このスタティスティックス(以下スタッツ)は、数字で測定できる必要性がありますが、必ずしもそれが売上などに直結する必要はありません。
例えば、経理担当が、先週の帳簿の仕訳を処理した件数が90件、今週が100件であれば、アップスタッツです。
先週90件、今週80件であれば、ダウンスタッツです。
あるいは、メルマガを書いている人がいるとします。
メルマガを配信して、コメントの返信数が、先週20件、今週21件だったら、アップスタッツです。
先週20件、今週19件だったら、ダウンスタッツということになります。
アップスタッツ経営研究会は、経営において、高い生産性を実現するためにどうするか、ということを目的にしているのです。
アップスタッツにするために、絶対にやってはいけないことがあります。
それは、ダウンスタッツを優遇することです。
この「優遇」とは、金銭的なものだけではありません。もっと幅が広いものです。
人からの注意を向けられる度合い、時間を割く度合いも当然に含まれます。
例えば、営業会議を開くとします。
トップセールスマンが、今週も売上目標を大きく達成しました。
一方、成績の悪いセールスマンもいます。
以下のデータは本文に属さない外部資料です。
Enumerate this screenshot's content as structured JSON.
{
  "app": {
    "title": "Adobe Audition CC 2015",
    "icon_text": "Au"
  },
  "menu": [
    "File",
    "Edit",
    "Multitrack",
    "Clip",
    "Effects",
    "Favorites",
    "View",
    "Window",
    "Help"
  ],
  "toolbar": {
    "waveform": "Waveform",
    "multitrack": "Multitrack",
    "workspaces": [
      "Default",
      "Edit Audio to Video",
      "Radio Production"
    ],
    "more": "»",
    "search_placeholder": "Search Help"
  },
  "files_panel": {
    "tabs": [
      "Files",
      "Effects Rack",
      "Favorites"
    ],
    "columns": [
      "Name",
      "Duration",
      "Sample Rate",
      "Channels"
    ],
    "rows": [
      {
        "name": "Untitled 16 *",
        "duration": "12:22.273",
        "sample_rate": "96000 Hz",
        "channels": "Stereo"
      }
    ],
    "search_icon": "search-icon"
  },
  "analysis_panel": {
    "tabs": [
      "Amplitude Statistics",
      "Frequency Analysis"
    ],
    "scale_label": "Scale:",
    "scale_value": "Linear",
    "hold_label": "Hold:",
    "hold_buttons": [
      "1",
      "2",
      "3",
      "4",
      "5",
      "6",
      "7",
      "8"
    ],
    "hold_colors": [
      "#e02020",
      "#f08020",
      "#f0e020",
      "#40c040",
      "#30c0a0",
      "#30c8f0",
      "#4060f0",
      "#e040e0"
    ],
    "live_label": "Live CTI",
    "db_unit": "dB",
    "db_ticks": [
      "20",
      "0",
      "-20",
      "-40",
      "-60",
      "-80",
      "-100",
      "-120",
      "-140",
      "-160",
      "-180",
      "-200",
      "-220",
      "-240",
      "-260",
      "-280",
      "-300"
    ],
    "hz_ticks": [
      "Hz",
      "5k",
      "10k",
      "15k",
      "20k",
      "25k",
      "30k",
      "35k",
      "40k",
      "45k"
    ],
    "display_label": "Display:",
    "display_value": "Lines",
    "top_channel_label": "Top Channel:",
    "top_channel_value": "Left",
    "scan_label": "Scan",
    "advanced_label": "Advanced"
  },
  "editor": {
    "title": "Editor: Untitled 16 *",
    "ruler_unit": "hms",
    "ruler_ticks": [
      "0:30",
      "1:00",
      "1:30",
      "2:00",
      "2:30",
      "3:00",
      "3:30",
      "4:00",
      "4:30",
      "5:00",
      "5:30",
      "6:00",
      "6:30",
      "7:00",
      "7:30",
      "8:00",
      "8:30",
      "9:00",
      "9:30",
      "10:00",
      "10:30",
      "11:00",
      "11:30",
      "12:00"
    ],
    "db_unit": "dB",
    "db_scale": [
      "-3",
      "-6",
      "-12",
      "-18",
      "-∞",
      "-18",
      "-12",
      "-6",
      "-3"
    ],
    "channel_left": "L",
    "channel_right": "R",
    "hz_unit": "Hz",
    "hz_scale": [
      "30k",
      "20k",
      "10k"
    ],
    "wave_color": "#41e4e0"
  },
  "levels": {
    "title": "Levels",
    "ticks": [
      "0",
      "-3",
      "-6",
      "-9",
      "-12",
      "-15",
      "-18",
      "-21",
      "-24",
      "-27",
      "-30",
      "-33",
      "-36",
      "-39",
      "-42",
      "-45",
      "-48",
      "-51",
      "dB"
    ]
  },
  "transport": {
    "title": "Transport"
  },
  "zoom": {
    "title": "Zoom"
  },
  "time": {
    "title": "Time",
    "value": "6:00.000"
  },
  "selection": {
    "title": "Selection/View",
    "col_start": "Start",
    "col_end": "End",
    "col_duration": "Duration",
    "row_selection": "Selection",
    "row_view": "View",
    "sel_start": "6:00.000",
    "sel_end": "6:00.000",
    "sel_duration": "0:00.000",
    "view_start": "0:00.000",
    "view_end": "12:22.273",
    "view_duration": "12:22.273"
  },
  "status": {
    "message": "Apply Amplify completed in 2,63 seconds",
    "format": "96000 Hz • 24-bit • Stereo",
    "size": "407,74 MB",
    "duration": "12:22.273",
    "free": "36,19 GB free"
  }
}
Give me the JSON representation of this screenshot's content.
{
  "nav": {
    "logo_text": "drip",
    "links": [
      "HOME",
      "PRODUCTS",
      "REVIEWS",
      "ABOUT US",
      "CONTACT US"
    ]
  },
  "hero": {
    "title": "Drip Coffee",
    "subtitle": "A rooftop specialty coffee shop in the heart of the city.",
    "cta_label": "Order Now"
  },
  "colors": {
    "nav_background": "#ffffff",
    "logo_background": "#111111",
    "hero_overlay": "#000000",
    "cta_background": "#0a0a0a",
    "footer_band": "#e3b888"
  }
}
そこで、セールスマネージャーが、その成績が悪いセールスマンを30分掛けて、説教して怒鳴り、体育会系的な指導をするとします。
会議時間が60分のうち、40分を、そのダメなセールスマンを鍛え直すために費やしたとします。
すると、全体の売上は下がる傾向にあります。
なぜでしょうか。
トップセールスマンは、誰よりも良い成績を出して、称賛されるべきなのにスルーされているからです。
そして、その注意と時間は、成績の悪いセールスマンに向けられていることになります。
これが、ダウンスタッツを優遇する、ということです。
身も蓋もない表現ですが、
「成績が悪いほうが、より構ってもらえる」
のに、なぜ良い成績を出さなければならないのでしょうか。
これが原因です。
さて、冒頭の話に戻ります。
時間を遵守して会合に参加したゲストは、壇上に上がって一礼します。
紹介されるのは1回です。
遅刻した人は、その場で1回紹介されました。
その後、到達した後もう一度壇上に上がって紹介して一礼です。
遅刻した人のほうが紹介される回数が多いのです。
実は、この日は、3回に分けて紹介されたのですが、3回目の人は、コメントすら許可されていました。
遅刻すればするほど優遇されているのです。
全体の前で、自社をPRできているのです。
私が、時間通り参加したゲストだったら、不公平感を抱くでしょう。
この司会を担当した者について、前から無能で空気が読めない人だと思っていましたが…
ここまで悪辣なことをする人だとは思いませんでした。
それはさておき、ダウンスタッツを優遇すると、全体の生産性は下がるのです。
ここでのスタッツとは、「時間を遵守できる人」をアップスタッツと捉え、時間を守れない人を「ダウンスタッツ」と捉えています。
この司会の愚行により、この会は、遅刻者が増えたり、入会率が下がっていくことでしょう。
それはさておき。
この発想はマーケティングにどう活かせばいいのでしょうか。
非常にシンプルです。
VIPを優遇すればいいのです。
たったこれだけです。
お金をたくさん使ってくれているVIPクライアントは、単純にアップスタッツなのですから、アップスタッツを優遇すればいいだけの話です。
決して、見込み客や、新規客をVIPよりも優遇してはいけません。
アップスタッツ。
高い生産性の実現の為には、「アップスタッツな人」を大切にする、という思想が根底にあります。
誤解を招きかねない表現ですので、何度か読んでみてください。
「人の命の価値は平等」
です。
ですが、
「人の価値は平等ではない」
のです。
新規顧客とVIPを、同等に扱うのは、VIPに対する不当な差別です。
あるいは、新規顧客に対する不相応な優遇となります。
そんなことをすれば…そのVIPは黙って、あなたの元から去っていきます。
くれぐれもご注意ください。
あなたがよりアップスタッツな明日になりますように。